Distroless. Google-published base images containing only the runtime (or nothing at all) - no shell, no package manager. Tiny attack surface; harder to debug.

Buildpacks. A reproducible image-build system that doesn't require writing Dockerfiles. pack build infers the build from your source. Cloud-Foundry-origin, now CNCF.

Sidecar. A second container in the same pod that augments the main one (logging, proxying, service-mesh data plane).

Helm chart. A package of templated Kubernetes manifests + a values file. Helm's install/upgrade/rollback make complex apps a one-command deploy.

Operator. A controller-pattern app that watches custom resources and reconciles desired state. Examples: cert-manager (Certificates), prometheus-operator (Prometheus), postgres-operator (PostgresCluster).

GitOps. Pattern where cluster state lives in a git repo; a controller (Argo CD, Flux) reconciles cluster to match git. Push to git → cluster converges. Auditable, rollback = git revert.

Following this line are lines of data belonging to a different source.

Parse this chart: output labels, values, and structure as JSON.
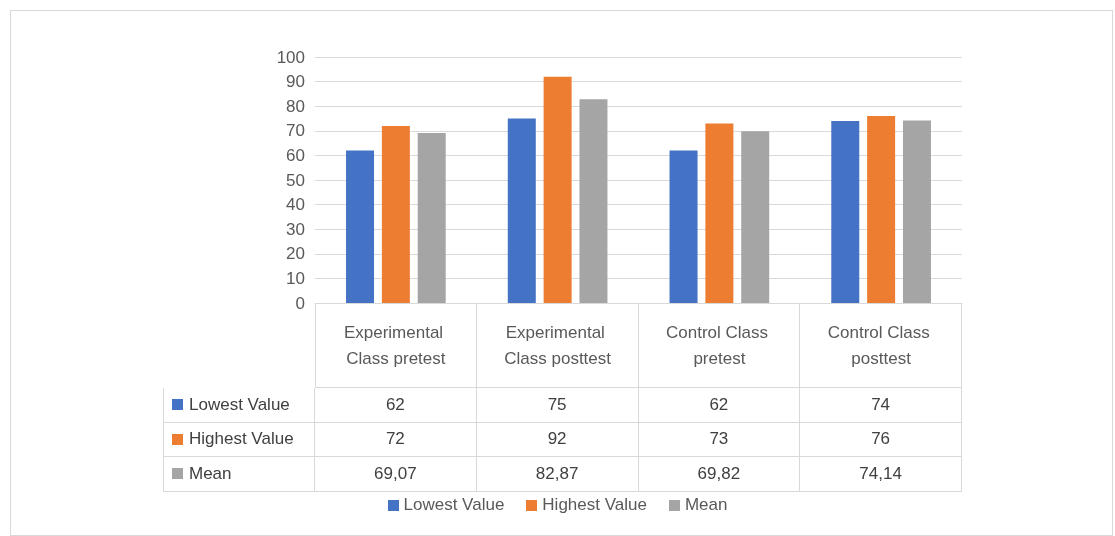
{
  "chart_data": {
    "type": "bar",
    "categories": [
      "Experimental Class pretest",
      "Experimental Class posttest",
      "Control Class pretest",
      "Control Class posttest"
    ],
    "series": [
      {
        "name": "Lowest Value",
        "color": "#4472c4",
        "values": [
          62,
          75,
          62,
          74
        ],
        "value_labels": [
          "62",
          "75",
          "62",
          "74"
        ]
      },
      {
        "name": "Highest Value",
        "color": "#ed7d31",
        "values": [
          72,
          92,
          73,
          76
        ],
        "value_labels": [
          "72",
          "92",
          "73",
          "76"
        ]
      },
      {
        "name": "Mean",
        "color": "#a5a5a5",
        "values": [
          69.07,
          82.87,
          69.82,
          74.14
        ],
        "value_labels": [
          "69,07",
          "82,87",
          "69,82",
          "74,14"
        ]
      }
    ],
    "ylim": [
      0,
      100
    ],
    "yticks": [
      0,
      10,
      20,
      30,
      40,
      50,
      60,
      70,
      80,
      90,
      100
    ],
    "grid": "y",
    "legend": "bottom"
  }
}
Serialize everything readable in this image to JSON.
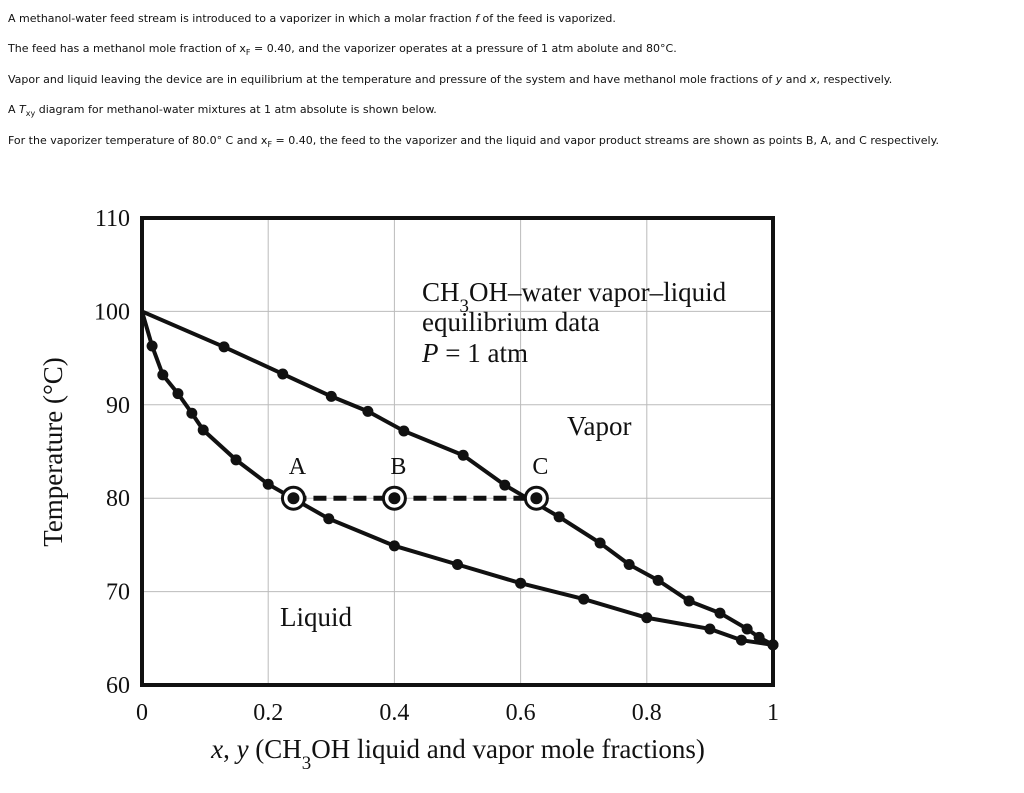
{
  "paragraphs": [
    [
      "A methanol-water feed stream is introduced to a vaporizer in which a molar fraction ",
      {
        "text": "f",
        "style": "italic"
      },
      " of the feed is vaporized."
    ],
    [
      "The feed has a methanol mole fraction of x",
      {
        "text": "F",
        "style": "sub"
      },
      " = 0.40, and the vaporizer operates at a pressure of 1 atm abolute and 80°C."
    ],
    [
      "Vapor and liquid leaving the device are in equilibrium at the temperature and pressure of the system and have methanol mole fractions of ",
      {
        "text": "y",
        "style": "italic"
      },
      " and ",
      {
        "text": "x",
        "style": "italic"
      },
      ", respectively."
    ],
    [
      "A ",
      {
        "text": "T",
        "style": "italic"
      },
      {
        "text": "xy",
        "style": "sub"
      },
      " diagram for methanol-water mixtures at 1 atm absolute is shown below."
    ],
    [
      "For the vaporizer temperature of 80.0° C and x",
      {
        "text": "F",
        "style": "sub"
      },
      " = 0.40, the feed to the vaporizer and the liquid and vapor product streams are shown as points B, A, and C respectively."
    ]
  ],
  "chart_data": {
    "type": "line",
    "title_lines": [
      [
        "CH",
        {
          "text": "3",
          "style": "sub"
        },
        "OH–water vapor–liquid"
      ],
      [
        "equilibrium data"
      ],
      [
        {
          "text": "P",
          "style": "italic"
        },
        " = 1 atm"
      ]
    ],
    "x_label": [
      {
        "text": "x",
        "style": "italic"
      },
      ", ",
      {
        "text": "y",
        "style": "italic"
      },
      " (CH",
      {
        "text": "3",
        "style": "sub"
      },
      "OH liquid and vapor mole fractions)"
    ],
    "y_label": "Temperature (°C)",
    "xlim": [
      0,
      1
    ],
    "ylim": [
      60,
      110
    ],
    "xticks": [
      0,
      0.2,
      0.4,
      0.6,
      0.8,
      1
    ],
    "yticks": [
      60,
      70,
      80,
      90,
      100,
      110
    ],
    "grid": true,
    "series": [
      {
        "name": "Liquid",
        "color": "#111111",
        "x": [
          0,
          0.016,
          0.033,
          0.057,
          0.079,
          0.097,
          0.149,
          0.2,
          0.296,
          0.4,
          0.5,
          0.6,
          0.7,
          0.8,
          0.9,
          0.95,
          1
        ],
        "y": [
          100,
          96.3,
          93.2,
          91.2,
          89.1,
          87.3,
          84.1,
          81.5,
          77.8,
          74.9,
          72.9,
          70.9,
          69.2,
          67.2,
          66,
          64.8,
          64.3
        ]
      },
      {
        "name": "Vapor",
        "color": "#111111",
        "x": [
          0,
          0.13,
          0.223,
          0.3,
          0.358,
          0.415,
          0.509,
          0.575,
          0.661,
          0.726,
          0.772,
          0.818,
          0.867,
          0.916,
          0.959,
          0.978,
          1
        ],
        "y": [
          100,
          96.2,
          93.3,
          90.9,
          89.3,
          87.2,
          84.6,
          81.4,
          78,
          75.2,
          72.9,
          71.2,
          69,
          67.7,
          66,
          65.1,
          64.3
        ]
      }
    ],
    "points": [
      {
        "label": "A",
        "x": 0.24,
        "y": 80
      },
      {
        "label": "B",
        "x": 0.4,
        "y": 80
      },
      {
        "label": "C",
        "x": 0.625,
        "y": 80
      }
    ]
  }
}
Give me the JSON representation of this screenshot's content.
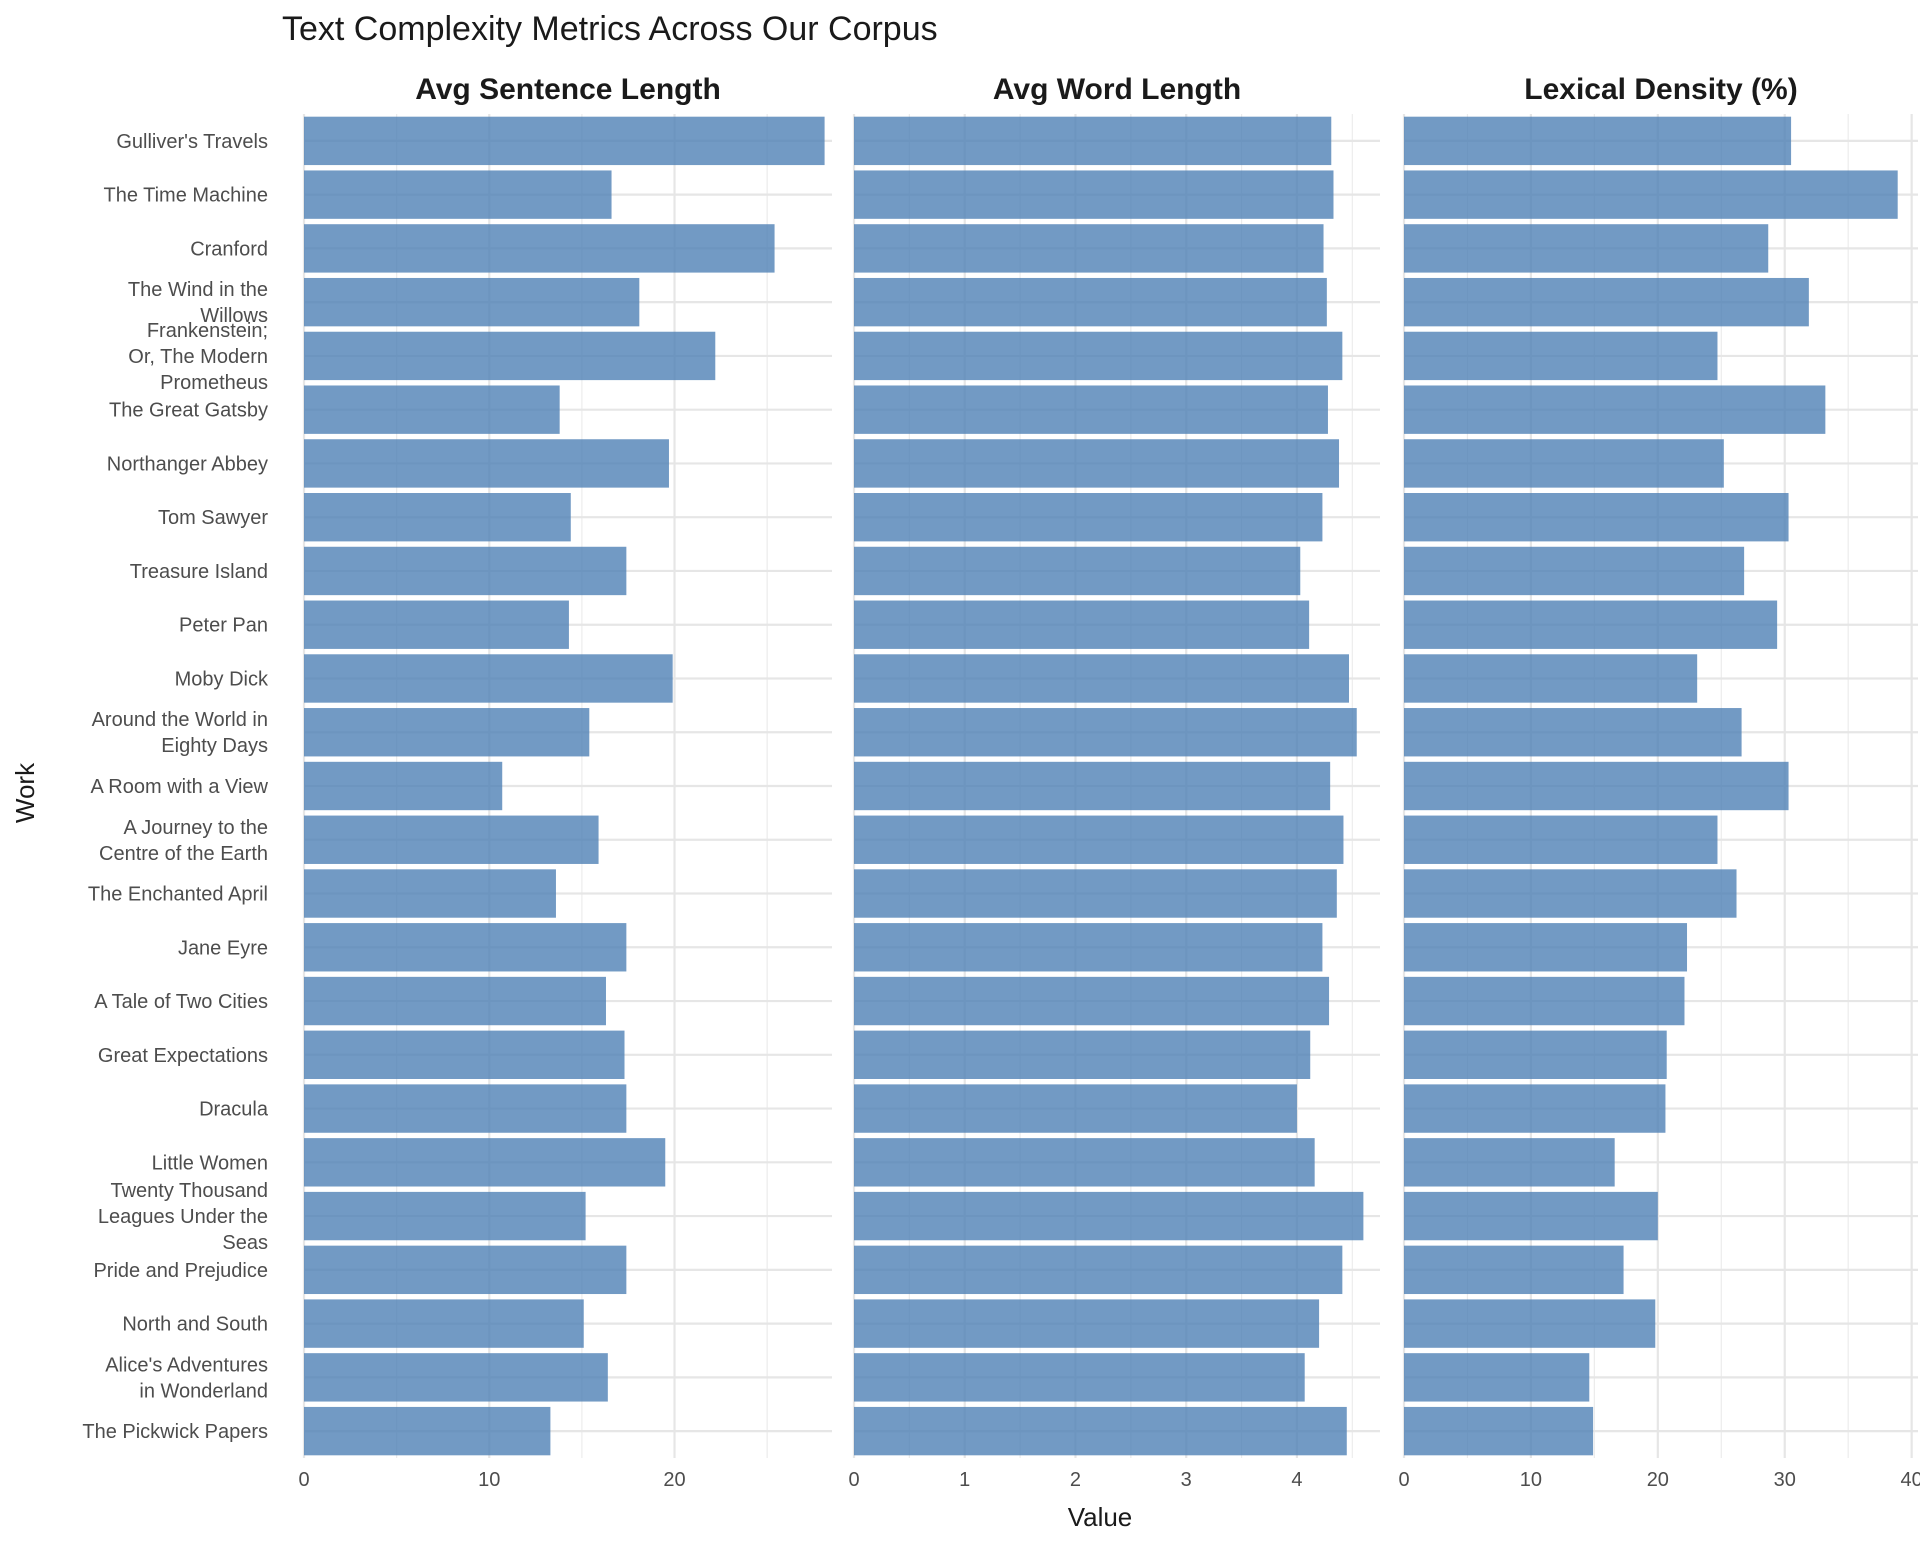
{
  "chart_data": {
    "type": "bar",
    "orientation": "horizontal",
    "title": "Text Complexity Metrics Across Our Corpus",
    "xlabel": "Value",
    "ylabel": "Work",
    "grid": true,
    "bar_color": "#4a7db4",
    "categories": [
      "Gulliver's Travels",
      "The Time Machine",
      "Cranford",
      "The Wind in the Willows",
      "Frankenstein; Or, The Modern Prometheus",
      "The Great Gatsby",
      "Northanger Abbey",
      "Tom Sawyer",
      "Treasure Island",
      "Peter Pan",
      "Moby Dick",
      "Around the World in Eighty Days",
      "A Room with a View",
      "A Journey to the Centre of the Earth",
      "The Enchanted April",
      "Jane Eyre",
      "A Tale of Two Cities",
      "Great Expectations",
      "Dracula",
      "Little Women",
      "Twenty Thousand Leagues Under the Seas",
      "Pride and Prejudice",
      "North and South",
      "Alice's Adventures in Wonderland",
      "The Pickwick Papers"
    ],
    "category_display_lines": [
      [
        "Gulliver's Travels"
      ],
      [
        "The Time Machine"
      ],
      [
        "Cranford"
      ],
      [
        "The Wind in the",
        "Willows"
      ],
      [
        "Frankenstein;",
        "Or, The Modern",
        "Prometheus"
      ],
      [
        "The Great Gatsby"
      ],
      [
        "Northanger Abbey"
      ],
      [
        "Tom Sawyer"
      ],
      [
        "Treasure Island"
      ],
      [
        "Peter Pan"
      ],
      [
        "Moby Dick"
      ],
      [
        "Around the World in",
        "Eighty Days"
      ],
      [
        "A Room with a View"
      ],
      [
        "A Journey to the",
        "Centre of the Earth"
      ],
      [
        "The Enchanted April"
      ],
      [
        "Jane Eyre"
      ],
      [
        "A Tale of Two Cities"
      ],
      [
        "Great Expectations"
      ],
      [
        "Dracula"
      ],
      [
        "Little Women"
      ],
      [
        "Twenty Thousand",
        "Leagues Under the",
        "Seas"
      ],
      [
        "Pride and Prejudice"
      ],
      [
        "North and South"
      ],
      [
        "Alice's Adventures",
        "in Wonderland"
      ],
      [
        "The Pickwick Papers"
      ]
    ],
    "panels": [
      {
        "name": "Avg Sentence Length",
        "xlim": [
          0,
          28.5
        ],
        "ticks": [
          0,
          10,
          20
        ],
        "minor_ticks": [
          5,
          15,
          25
        ],
        "values": [
          28.1,
          16.6,
          25.4,
          18.1,
          22.2,
          13.8,
          19.7,
          14.4,
          17.4,
          14.3,
          19.9,
          15.4,
          10.7,
          15.9,
          13.6,
          17.4,
          16.3,
          17.3,
          17.4,
          19.5,
          15.2,
          17.4,
          15.1,
          16.4,
          13.3
        ]
      },
      {
        "name": "Avg Word Length",
        "xlim": [
          0,
          4.75
        ],
        "ticks": [
          0,
          1,
          2,
          3,
          4
        ],
        "minor_ticks": [
          0.5,
          1.5,
          2.5,
          3.5,
          4.5
        ],
        "values": [
          4.31,
          4.33,
          4.24,
          4.27,
          4.41,
          4.28,
          4.38,
          4.23,
          4.03,
          4.11,
          4.47,
          4.54,
          4.3,
          4.42,
          4.36,
          4.23,
          4.29,
          4.12,
          4.0,
          4.16,
          4.6,
          4.41,
          4.2,
          4.07,
          4.45
        ]
      },
      {
        "name": "Lexical Density (%)",
        "xlim": [
          0,
          40.5
        ],
        "ticks": [
          0,
          10,
          20,
          30,
          40
        ],
        "minor_ticks": [
          5,
          15,
          25,
          35
        ],
        "values": [
          30.5,
          38.9,
          28.7,
          31.9,
          24.7,
          33.2,
          25.2,
          30.3,
          26.8,
          29.4,
          23.1,
          26.6,
          30.3,
          24.7,
          26.2,
          22.3,
          22.1,
          20.7,
          20.6,
          16.6,
          20.0,
          17.3,
          19.8,
          14.6,
          14.9
        ]
      }
    ]
  }
}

Service mesh. A layer that handles service-to-service communication features (mTLS, retries, circuit breaking, observability) outside the app. Istio, Linkerd, Cilium Service Mesh. Implemented via sidecars or eBPF.

Ingress. Kubernetes' L7 routing resource. Configures an ingress controller (nginx, Traefik) to route HTTP traffic to services based on host/path. Newer alternative: Gateway API.


Performance methodology

Amdahl's law. Speedup bound: if X% of work is serial, the maximum speedup is 1/X. A 10%-serial task tops out at 10× speedup regardless of cores.

Coordinated omission. Naive latency measurement misses the time of requests that were never sent because the previous one was in flight. Real percentile measurement (HdrHistogram-style) accounts for this. Made famous by Gil Tene.

p99 / p99.9 latency. The 99th / 99.9th percentile of latency. Captures tail behavior that means / medians hide. Always look at percentiles, not averages.

RED method. Service-level metrics: Rate (req/s), Errors (req/s), Duration (latency distribution). The three-dashboard minimum for any service.

USE method. Resource-level metrics: Utilization, Saturation, Errors. Per CPU, memory, disk, network. The other end of the RED method, for system-level diagnosis.

Cache-line. The unit (typically 64 bytes) that the CPU fetches from memory at a time. False sharing happens when two unrelated variables share a cache line and are mutated from different cores.

Roofline model. Performance-bound visualization: any kernel is bound either by compute (FLOPs/s) or by memory bandwidth (B/s). The "roofline" plot tells you which.